A set of datastructures for dealing with persistent, on-disk data.
The goal is to have a persistance-layer that is easy to reason about, allow for concurrent access and mutation, and provide safe and powerful abstractions around data stored on disk.
The design of landfill leans heavily to the simplistic side, and leaves all caching and page handling to the kernel, via memory mapping.
In general the structures implemented here can only grow, if any sort of gargbage collection is needed, it would have to be implemented on a layer above this.
The library has 4 main components, that each correspond to files or sets of files.
The Entropy
component is a file 256 bytes long that contain 4 random u64's.
This is used to do checksumming, create nonces, provide tags for distinguishing different stores from each other etc.
The Journal
stores a number of incremental updates, such as the writehead of a AppendOnly
buffer, and is designed to be thread-safe and crash tolerant.
It works by saving multiple versions of the value, along with their corresponding checksums.
On opening a Journal
, the largest value with a valid checksum is recovered, guarding against broken half-finished writes.
A random-access, automatically growing array of type T
.
It works with a finite set of RWLocks, that are mapped to the index positions.
Reads take a readlock, and return guards, whereas writes can only happen in closures passed into the with_mut
function.
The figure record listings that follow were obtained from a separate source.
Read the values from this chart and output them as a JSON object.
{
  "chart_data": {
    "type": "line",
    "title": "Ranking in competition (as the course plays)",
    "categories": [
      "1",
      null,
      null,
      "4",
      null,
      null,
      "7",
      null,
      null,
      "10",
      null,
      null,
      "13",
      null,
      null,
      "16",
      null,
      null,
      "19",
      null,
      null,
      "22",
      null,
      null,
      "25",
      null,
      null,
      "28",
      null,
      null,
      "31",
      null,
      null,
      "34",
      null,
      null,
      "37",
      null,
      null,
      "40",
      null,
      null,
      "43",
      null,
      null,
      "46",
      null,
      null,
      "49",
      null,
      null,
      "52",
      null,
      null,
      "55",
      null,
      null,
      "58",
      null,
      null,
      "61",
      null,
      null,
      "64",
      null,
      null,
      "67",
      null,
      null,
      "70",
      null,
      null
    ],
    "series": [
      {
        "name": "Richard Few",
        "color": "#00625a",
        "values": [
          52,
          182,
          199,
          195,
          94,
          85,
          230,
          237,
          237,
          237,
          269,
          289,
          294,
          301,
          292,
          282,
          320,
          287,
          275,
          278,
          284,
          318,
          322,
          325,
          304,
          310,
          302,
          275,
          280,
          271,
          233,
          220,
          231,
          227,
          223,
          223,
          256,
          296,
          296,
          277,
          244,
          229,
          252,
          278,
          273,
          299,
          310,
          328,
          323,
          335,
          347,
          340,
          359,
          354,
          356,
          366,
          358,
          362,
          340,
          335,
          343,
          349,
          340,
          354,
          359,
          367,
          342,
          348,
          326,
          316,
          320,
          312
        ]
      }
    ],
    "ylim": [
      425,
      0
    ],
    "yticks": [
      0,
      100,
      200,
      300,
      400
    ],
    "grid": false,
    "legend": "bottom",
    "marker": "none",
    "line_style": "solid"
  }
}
This is to avoid the possibility of deadlocking when trying to hold multiple mutable references at once.
Note that values stored consisting of all zeroes will be considered empty space, and return None
on get
.
An append only virtual file of bytes, it keeps an internal journal on how many bytes have already been written, and the data written never moves in memory, so it can safely hand out references that live as long as the struct itself.
A K-V map that maps keys to values, the values cannot be removed or updated, and thus it is safe to keep references to them even as more kv-pairs are added.
A store for content-addressed data, bytes written to this store will be hashed with the provided generic cryptographic hash-function, and a ContentId
will be returned, that can in turn be used to again get a reference to the data.
This is similar to OnceMap
in implementation, but saves on space since the key does not have to be stored, and is re-computed on fetch, giving an additional layer of protection protection against corrupted reads.